Motivation for Sliding Window Attention
The original Transformer formulation has a self-attention component that becomes inefficient when dealing with long input sequences. This is because it has a time and memory complexity of $O\left(n^{2}\right)$, where $n$ is the input sequence length. However, local context is still important for these long sequences. That is why the Sliding Window Attention pattern uses a fixed-size window around each token to attend to a smaller set of contextual tokens.
How Sliding Window Attention Works
Each token in the sequence attends to $\frac{1}{2}w$ tokens on each side, where $w$ is the size of the fixed window. The computation complexity of this pattern is $O\left(n×w\right)$, which scales linearly with input sequence length $n$. This makes Sliding Window Attention much more efficient for long input sequences.
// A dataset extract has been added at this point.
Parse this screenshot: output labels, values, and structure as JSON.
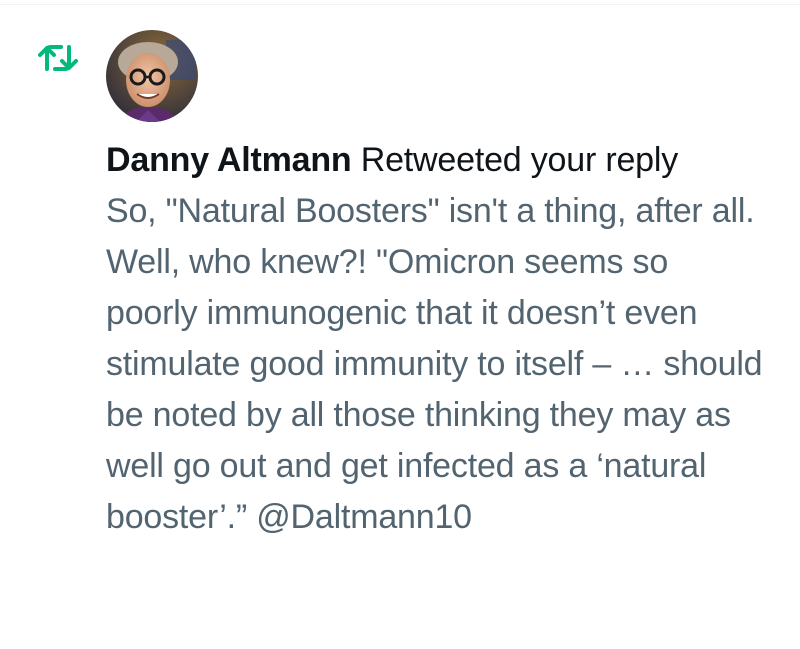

Using Stacked Layers of Sliding Window Attention
To build representations that incorporate information across the entire input, multiple stacked layers of Sliding Window Attention can be used. The receptive field size depends on the number of layers and window size. For example, with a transformer of $l$ layers, the receptive field size is $l × w$ (assuming $w$ is fixed for all layers). Depending on the application, different values of $w$ can be used for each layer to balance between efficiency and model representation capacity.
Overall, Sliding Window Attention is a powerful tool for improving the efficiency and effectiveness of attention-based models. It allows these models to better handle long input sequences and incorporate local context into its representations. By using stacked layers of Sliding Window Attention, models can even build a large receptive field and learn from the entire input sequence.